Today, a few hundred out of the three-thousand-plus-acre tract were off-limits to the public due to safety and environmental concerns. Even the airspace was closed over a section of preserve after one of the bunkers mysteriously exploded in 2010, but while the government owned and monitored the area, someone like Barbara could slip in and out without arousing locals’ suspicions. In addition to hunters who frequented the McClintic Wildlife Management area, it was also the original location of the Mothman sightings and thus drew paranormal seekers by the thousands.

“In short,” I said to Bones after I spent several fruitless hours scouring the Internet for more information, “we’re screwed.
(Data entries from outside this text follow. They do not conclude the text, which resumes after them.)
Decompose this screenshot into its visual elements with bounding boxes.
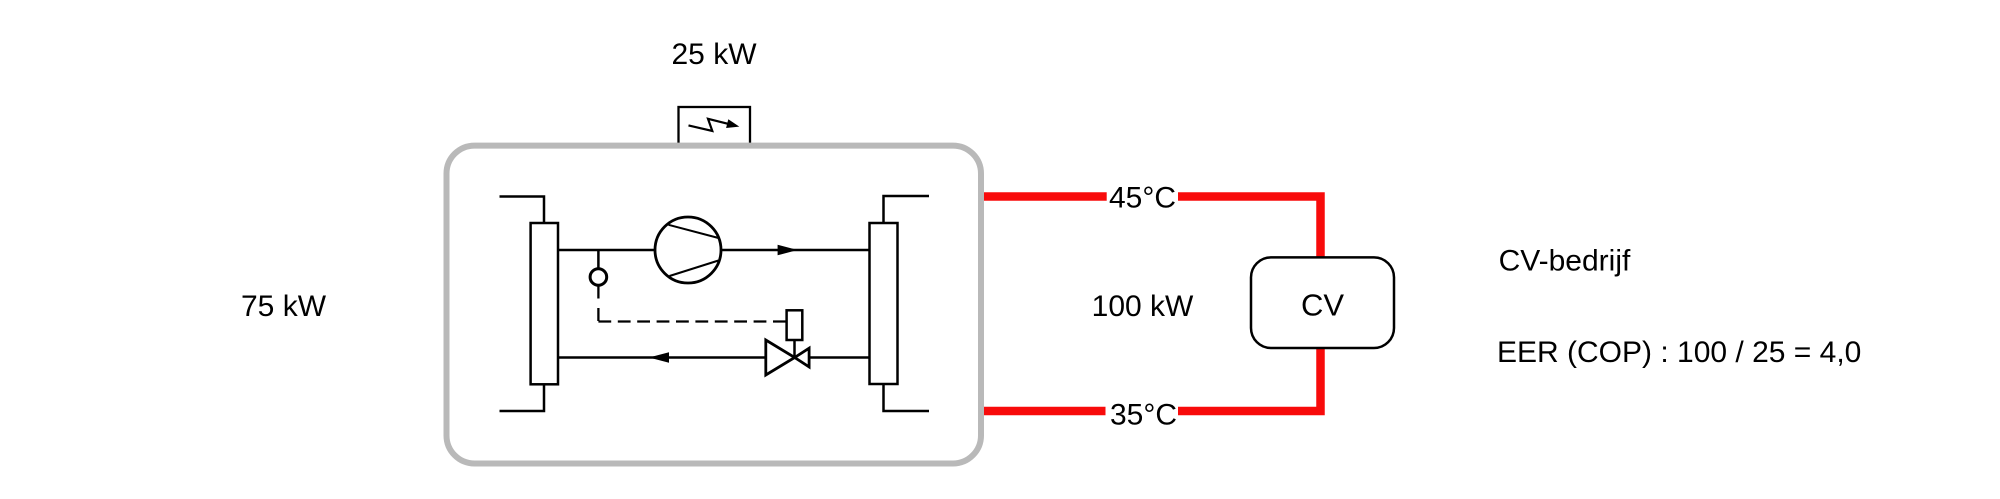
condenser bottom stub: [884, 384, 930, 411]
top pipe flow arrow: [778, 245, 798, 256]
bottom pipe flow arrow: [649, 352, 669, 363]
evaporator (left heat exchanger): [531, 223, 558, 384]
top refrigerant pipe: [558, 249, 870, 252]
svg-text:100 kW: 100 kW: [1092, 290, 1194, 323]
svg-text:75 kW: 75 kW: [241, 290, 327, 323]
svg-text:35°C: 35°C: [1110, 398, 1177, 431]
condenser (right heat exchanger): [870, 223, 898, 384]
condenser top stub: [884, 196, 930, 223]
CV boiler box: [1251, 257, 1394, 348]
bottom refrigerant pipe (right): [809, 356, 869, 359]
lightning bolt arrow: [689, 119, 740, 131]
heat pump enclosure (gray rounded box): [447, 146, 982, 464]
expansion valve: [766, 340, 809, 375]
control line vertical (dashed): [597, 286, 599, 322]
electric input box: [679, 107, 751, 147]
return water pipe 35°C (red): [984, 348, 1321, 411]
bottom refrigerant pipe (left): [558, 356, 766, 359]
evaporator top stub: [500, 197, 545, 224]
control line horizontal (dashed): [598, 320, 786, 322]
svg-text:CV-bedrijf: CV-bedrijf: [1499, 245, 1631, 278]
hot water supply pipe 45°C (red): [984, 197, 1321, 258]
sensor tap line: [597, 250, 600, 269]
sensor bulb: [590, 269, 607, 286]
evaporator bottom stub: [500, 384, 545, 411]
svg-text:45°C: 45°C: [1109, 181, 1176, 214]
svg-text:CV: CV: [1301, 288, 1344, 323]
svg-text:25 kW: 25 kW: [671, 38, 757, 71]
compressor: [655, 217, 721, 283]
valve actuator: [787, 310, 803, 357]
svg-text:EER (COP) : 100 / 25 = 4,0: EER (COP) : 100 / 25 = 4,0: [1497, 336, 1861, 369]
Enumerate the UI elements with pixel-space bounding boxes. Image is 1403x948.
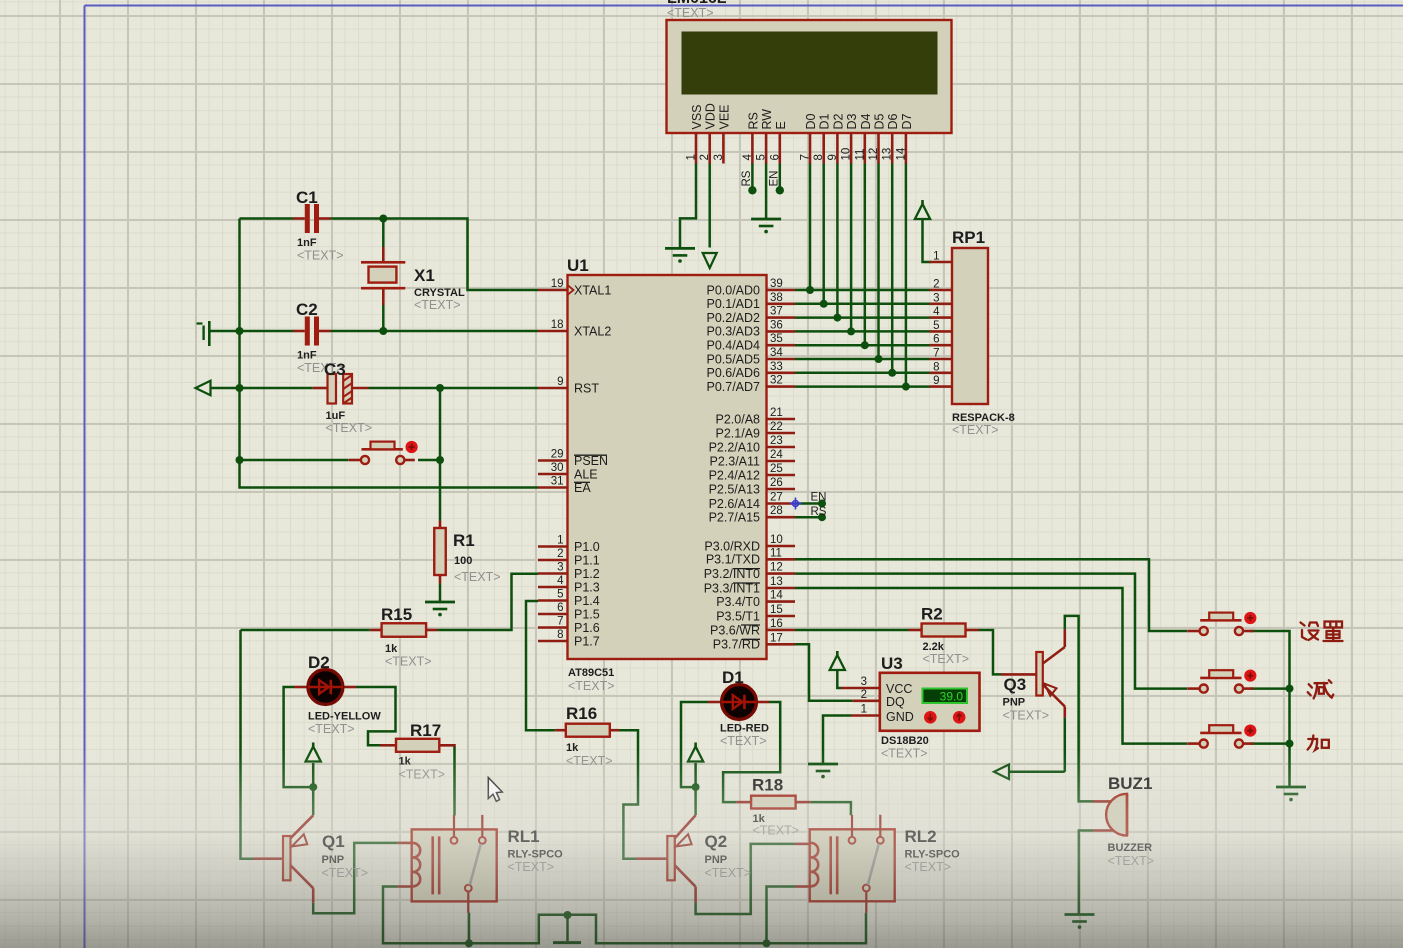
ground (R1) — [425, 602, 455, 616]
svg-text:C1: C1 — [296, 188, 318, 207]
svg-text:E: E — [774, 121, 788, 129]
svg-text:1k: 1k — [566, 742, 579, 754]
relay RL2 RLY-SPCO — [795, 815, 961, 913]
svg-text:5: 5 — [756, 154, 768, 160]
resistor pack RP1 RESPACK-8 — [930, 228, 1015, 437]
node button right — [436, 456, 444, 464]
svg-text:RLY-SPCO: RLY-SPCO — [508, 849, 564, 861]
svg-text:P2.4/A12: P2.4/A12 — [709, 468, 760, 482]
svg-text:R1: R1 — [453, 531, 475, 550]
svg-text:R17: R17 — [410, 721, 441, 740]
ground (U3) — [808, 764, 838, 778]
crystal X1 — [361, 247, 465, 312]
svg-text:D3: D3 — [845, 113, 859, 129]
svg-text:12: 12 — [770, 562, 783, 574]
wire-edit crosshair cursor — [790, 498, 802, 510]
svg-text:4: 4 — [933, 306, 940, 318]
svg-text:<TEXT>: <TEXT> — [308, 722, 355, 736]
svg-text:R15: R15 — [381, 605, 412, 624]
svg-text:11: 11 — [854, 149, 866, 161]
svg-text:1: 1 — [557, 535, 563, 547]
svg-text:7: 7 — [800, 154, 812, 160]
svg-text:P3.4/T0: P3.4/T0 — [716, 595, 760, 609]
node bus RL1 common — [465, 939, 473, 947]
svg-text:DS18B20: DS18B20 — [881, 735, 929, 747]
node RST left — [236, 384, 244, 392]
svg-text:P0.1/AD1: P0.1/AD1 — [706, 297, 760, 311]
node C2-X1 — [379, 327, 387, 335]
mouse cursor — [488, 778, 502, 802]
buzzer BUZ1 — [1093, 774, 1154, 868]
node P0 bus junctions — [806, 286, 910, 391]
svg-text:5: 5 — [933, 320, 939, 332]
resistor R1 100 — [434, 521, 500, 585]
svg-text:39: 39 — [770, 278, 783, 290]
svg-text:VEE: VEE — [717, 104, 731, 129]
node button left — [236, 456, 244, 464]
svg-text:34: 34 — [770, 347, 783, 359]
svg-text:<TEXT>: <TEXT> — [923, 652, 970, 666]
node bus center — [564, 911, 572, 919]
svg-text:31: 31 — [551, 476, 564, 488]
svg-text:21: 21 — [770, 407, 783, 419]
ground (BUZ1) — [1065, 915, 1095, 929]
svg-text:R16: R16 — [566, 704, 597, 723]
ground (LCD RW) — [751, 219, 781, 233]
svg-text:2: 2 — [861, 689, 867, 701]
svg-text:3: 3 — [861, 676, 867, 688]
svg-text:PSEN: PSEN — [574, 454, 608, 468]
svg-text:9: 9 — [557, 376, 563, 388]
svg-text:3: 3 — [713, 154, 725, 160]
svg-text:XTAL1: XTAL1 — [574, 283, 611, 297]
svg-text:12: 12 — [868, 148, 880, 161]
svg-text:23: 23 — [770, 435, 783, 447]
resistor R15 1k — [370, 605, 438, 669]
svg-text:10: 10 — [770, 534, 783, 546]
relay RL1 RLY-SPCO — [397, 815, 563, 913]
svg-text:<TEXT>: <TEXT> — [454, 570, 501, 584]
svg-text:RP1: RP1 — [952, 228, 985, 247]
svg-text:<TEXT>: <TEXT> — [566, 754, 613, 768]
svg-text:1: 1 — [686, 154, 698, 160]
svg-text:<TEXT>: <TEXT> — [952, 423, 999, 437]
svg-text:7: 7 — [557, 616, 563, 628]
svg-text:7: 7 — [933, 348, 939, 360]
svg-text:R18: R18 — [752, 776, 783, 795]
resistor R2 2.2k — [909, 605, 979, 667]
svg-text:GND: GND — [886, 710, 914, 724]
svg-text:10: 10 — [841, 148, 853, 161]
svg-text:Q2: Q2 — [705, 832, 728, 851]
svg-text:6: 6 — [933, 334, 939, 346]
svg-text:17: 17 — [770, 632, 783, 644]
svg-text:EN: EN — [811, 492, 827, 504]
label PLUS (jia) — [1308, 735, 1329, 750]
svg-text:RST: RST — [574, 381, 599, 395]
svg-text:RS: RS — [741, 170, 753, 186]
svg-text:<TEXT>: <TEXT> — [326, 421, 373, 435]
label SET (she zhi) — [1301, 622, 1343, 642]
junction EN — [776, 186, 784, 194]
svg-text:36: 36 — [770, 319, 783, 331]
svg-text:9: 9 — [933, 375, 939, 387]
svg-text:<TEXT>: <TEXT> — [667, 6, 714, 20]
svg-text:<TEXT>: <TEXT> — [297, 249, 344, 263]
svg-text:2: 2 — [557, 548, 563, 560]
svg-text:28: 28 — [770, 505, 783, 517]
svg-text:D2: D2 — [831, 113, 845, 129]
transistor Q3 PNP — [1001, 630, 1065, 723]
svg-text:14: 14 — [895, 147, 907, 160]
temperature sensor U3 DS18B20 — [841, 654, 980, 761]
power +5V arrow (U3 VCC) — [830, 651, 845, 670]
svg-text:P1.6: P1.6 — [574, 621, 600, 635]
svg-text:1k: 1k — [399, 756, 412, 768]
node C1-X1 — [379, 215, 387, 223]
svg-text:RW: RW — [760, 109, 774, 130]
power down arrow (LCD VDD) — [703, 253, 717, 268]
svg-text:P3.0/RXD: P3.0/RXD — [704, 539, 760, 553]
microcontroller U1 AT89C51 — [538, 256, 795, 693]
svg-text:RL1: RL1 — [508, 827, 540, 846]
svg-text:RS: RS — [746, 112, 760, 129]
svg-text:<TEXT>: <TEXT> — [1108, 854, 1155, 868]
node plus row — [1286, 740, 1294, 748]
svg-text:R2: R2 — [921, 605, 943, 624]
svg-text:P3.5/T1: P3.5/T1 — [716, 609, 760, 623]
node EN — [811, 492, 827, 508]
svg-text:37: 37 — [770, 306, 783, 318]
svg-text:P2.1/A9: P2.1/A9 — [716, 426, 761, 440]
svg-text:P2.3/A11: P2.3/A11 — [709, 454, 760, 468]
ground (LCD VSS) — [665, 248, 695, 262]
transistor Q2 PNP — [636, 815, 751, 902]
node bus RL2 coil — [763, 939, 771, 947]
node minus row — [1286, 685, 1294, 693]
power +5V arrow (RP1) — [915, 200, 930, 219]
svg-text:P0.6/AD6: P0.6/AD6 — [706, 366, 760, 380]
svg-text:P0.3/AD3: P0.3/AD3 — [706, 325, 760, 339]
svg-text:32: 32 — [770, 375, 783, 387]
svg-text:<TEXT>: <TEXT> — [905, 860, 952, 874]
svg-text:P1.5: P1.5 — [574, 607, 600, 621]
svg-text:8: 8 — [933, 361, 939, 373]
svg-text:Q1: Q1 — [322, 832, 345, 851]
svg-text:2: 2 — [699, 154, 711, 160]
svg-text:D4: D4 — [859, 113, 873, 129]
svg-text:D7: D7 — [900, 113, 914, 129]
net tag RST — [196, 381, 211, 396]
svg-text:1: 1 — [933, 251, 939, 263]
svg-text:LED-RED: LED-RED — [720, 723, 769, 735]
svg-text:<TEXT>: <TEXT> — [399, 768, 446, 782]
svg-text:30: 30 — [551, 462, 564, 474]
svg-text:19: 19 — [551, 278, 564, 290]
reset push button — [349, 441, 418, 464]
svg-text:P2.6/A14: P2.6/A14 — [709, 497, 760, 511]
svg-text:P2.2/A10: P2.2/A10 — [709, 440, 760, 454]
resistor R17 1k — [380, 721, 456, 782]
wire — [211, 163, 1290, 943]
svg-text:P1.0: P1.0 — [574, 540, 600, 554]
svg-text:<TEXT>: <TEXT> — [508, 860, 555, 874]
svg-text:33: 33 — [770, 361, 783, 373]
svg-text:P1.3: P1.3 — [574, 580, 600, 594]
svg-text:ALE: ALE — [574, 467, 598, 481]
svg-text:PNP: PNP — [1003, 697, 1026, 709]
svg-text:3: 3 — [557, 562, 563, 574]
svg-text:27: 27 — [770, 492, 783, 504]
svg-text:<TEXT>: <TEXT> — [322, 866, 369, 880]
svg-text:39.0: 39.0 — [940, 689, 964, 703]
resistor R18 1k — [736, 776, 810, 838]
svg-text:35: 35 — [770, 333, 783, 345]
capacitor C1 1nF — [293, 188, 344, 263]
svg-text:P0.4/AD4: P0.4/AD4 — [706, 339, 760, 353]
svg-text:8: 8 — [557, 629, 563, 641]
power +5V arrow (Q2 emitter) — [688, 743, 703, 762]
push button PLUS — [1187, 725, 1256, 748]
svg-text:6: 6 — [769, 154, 781, 160]
svg-text:18: 18 — [551, 319, 564, 331]
svg-text:<TEXT>: <TEXT> — [881, 747, 928, 761]
svg-text:6: 6 — [557, 602, 563, 614]
svg-text:25: 25 — [770, 463, 783, 475]
svg-text:2: 2 — [933, 279, 939, 291]
svg-text:16: 16 — [770, 618, 783, 630]
svg-text:D2: D2 — [308, 653, 330, 672]
node D1/Q2 emitter — [692, 783, 700, 791]
svg-text:1: 1 — [861, 704, 867, 716]
svg-text:VSS: VSS — [690, 104, 704, 129]
svg-text:9: 9 — [827, 154, 839, 160]
transistor Q1 PNP — [254, 815, 369, 902]
svg-text:D1: D1 — [722, 668, 744, 687]
ground (C2 left) — [197, 321, 210, 346]
svg-text:<TEXT>: <TEXT> — [705, 866, 752, 880]
svg-text:26: 26 — [770, 477, 783, 489]
svg-text:X1: X1 — [414, 266, 435, 285]
LED D1 LED-RED — [708, 668, 769, 748]
svg-text:11: 11 — [770, 547, 782, 559]
svg-text:EN: EN — [768, 171, 780, 187]
svg-text:C2: C2 — [296, 300, 318, 319]
svg-text:AT89C51: AT89C51 — [568, 667, 614, 679]
svg-text:P0.2/AD2: P0.2/AD2 — [706, 311, 760, 325]
svg-text:13: 13 — [770, 576, 783, 588]
svg-text:4: 4 — [557, 575, 564, 587]
svg-text:RL2: RL2 — [905, 827, 937, 846]
svg-text:XTAL2: XTAL2 — [574, 324, 611, 338]
svg-text:4: 4 — [742, 154, 754, 161]
svg-text:Q3: Q3 — [1004, 675, 1027, 694]
svg-text:PNP: PNP — [322, 854, 345, 866]
svg-text:VDD: VDD — [704, 103, 718, 129]
svg-text:P2.5/A13: P2.5/A13 — [709, 482, 760, 496]
node C2 left — [236, 327, 244, 335]
junction RS — [748, 186, 756, 194]
svg-text:1nF: 1nF — [297, 350, 317, 362]
svg-text:P3.1/TXD: P3.1/TXD — [706, 553, 760, 567]
svg-text:U3: U3 — [881, 654, 903, 673]
svg-text:P1.7: P1.7 — [574, 634, 600, 648]
svg-text:1nF: 1nF — [297, 237, 317, 249]
node RS — [811, 506, 827, 521]
svg-text:LED-YELLOW: LED-YELLOW — [308, 711, 381, 723]
svg-text:C3: C3 — [324, 360, 346, 379]
svg-text:5: 5 — [557, 589, 563, 601]
svg-text:RLY-SPCO: RLY-SPCO — [905, 849, 961, 861]
svg-text:14: 14 — [770, 590, 783, 602]
svg-text:P1.4: P1.4 — [574, 594, 600, 608]
svg-text:3: 3 — [933, 292, 939, 304]
svg-text:PNP: PNP — [705, 854, 728, 866]
node D2/Q1 emitter — [309, 783, 317, 791]
svg-text:22: 22 — [770, 421, 783, 433]
svg-text:1k: 1k — [385, 643, 398, 655]
svg-text:D5: D5 — [873, 113, 887, 129]
svg-text:P0.0/AD0: P0.0/AD0 — [706, 283, 760, 297]
svg-text:BUZZER: BUZZER — [1108, 842, 1153, 854]
push button SET — [1187, 612, 1256, 635]
svg-text:U1: U1 — [567, 256, 589, 275]
resistor R16 1k — [555, 704, 619, 768]
svg-text:24: 24 — [770, 449, 783, 461]
svg-text:BUZ1: BUZ1 — [1108, 774, 1152, 793]
svg-text:D6: D6 — [886, 113, 900, 129]
svg-text:100: 100 — [454, 555, 472, 567]
LCD LM016L LCD1 — [667, 0, 952, 187]
svg-text:P2.0/A8: P2.0/A8 — [716, 412, 761, 426]
svg-text:29: 29 — [551, 449, 564, 461]
svg-text:<TEXT>: <TEXT> — [720, 734, 767, 748]
push button MINUS — [1187, 670, 1256, 693]
svg-text:<TEXT>: <TEXT> — [414, 298, 461, 312]
svg-text:38: 38 — [770, 292, 783, 304]
LED D2 LED-YELLOW — [294, 653, 381, 736]
svg-text:P1.1: P1.1 — [574, 553, 600, 567]
capacitor C2 1nF — [293, 300, 344, 375]
svg-text:8: 8 — [813, 154, 825, 160]
svg-text:<TEXT>: <TEXT> — [568, 679, 615, 693]
svg-text:D1: D1 — [818, 113, 832, 129]
svg-text:P2.7/A15: P2.7/A15 — [709, 511, 760, 525]
svg-text:15: 15 — [770, 604, 783, 616]
svg-text:DQ: DQ — [886, 695, 905, 709]
power +5V arrow (Q1 emitter) — [306, 743, 321, 762]
svg-text:RS: RS — [811, 506, 827, 518]
svg-text:13: 13 — [882, 148, 894, 161]
svg-text:<TEXT>: <TEXT> — [385, 655, 432, 669]
svg-text:<TEXT>: <TEXT> — [753, 824, 800, 838]
svg-text:P0.5/AD5: P0.5/AD5 — [706, 352, 760, 366]
node RST right — [436, 384, 444, 392]
label MINUS (jian) — [1308, 680, 1334, 698]
ground (buttons) — [1276, 787, 1306, 801]
svg-text:P1.2: P1.2 — [574, 567, 600, 581]
svg-text:P0.7/AD7: P0.7/AD7 — [706, 380, 760, 394]
svg-text:D0: D0 — [804, 113, 818, 129]
svg-text:<TEXT>: <TEXT> — [1003, 709, 1050, 723]
capacitor C3 1uF — [313, 360, 372, 435]
net tag (Q3 collector) — [994, 765, 1009, 780]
Barbara always picks up the briefcase in front of the S4-A storage igloo, but that doesn’t mean it’s the entrance to the underground compound. That could be anywhere underneath three thousand acres of swamp, forest, and brush, and we can’t go there ourselves to narrow its location by listening for thoughts.”

After all, this wasn’t located in a city like Madigan’s lab in Charlottesville. There, it wouldn’t be unusual for vampires to frequent the vicinity. Hunters and wannabe cryptids might be able to stroll around the McClintic Wildlife Management area without arousing suspicion, but no self-respecting vampire would shoot animals for sport. Neither would one chase after a supernatural creature that didn’t exist.

“If this place has security like the Tennessee compound,” I continued in frustration, “infrared alarms will go off if anyone with a body temperature lower than ninety-six degrees enters the preserve. And if those alarms triggered an instant explosion, well . . . they don’t call it the TNT area for nothing.”

No one would find that unusual, only unfortunate. Madigan had the perfect cover with this facility.

“Send Fabian to scout it,” Ian suggested, referring to the ghost I was friends with.

I gave him a sour look. “It’s worth a shot, but I doubt the most important place in Madigan’s scheme to create partly undead supersoldiers is also the only place he didn’t ghostproof.”

Bones tapped his chin, his silence acknowledging his agreement. Then, with a twisted smile, he tossed me my purse.

“You’re friends with the only vampire in the world who can beat infrared sensors, and he’s explosion-proof to boot.”

I thought he muttered, “More’s the pity” after that statement, but I was too excited to chide him.

Vlad! With his pyrokinesis, he was warmer than most humans, and that same ability also rendered him fireproof. I dug my phone out of my purse and dialed Vlad’s cell.

Daca nu este ceva important, nu lasati mesaj si nu sunati din nou, a recorded male voice answered, followed by the English translation of “If this isn’t important, don’t leave a message and don’t call back.”

No one ever accused Vlad the Impaler of being too charming. I left an urgent message with both mine and Bones’s cell number before I hung up.

“Okay, that’s done. Now, let’s find Fabian and get him to check out the McClintic Wildlife preserve, just in case.”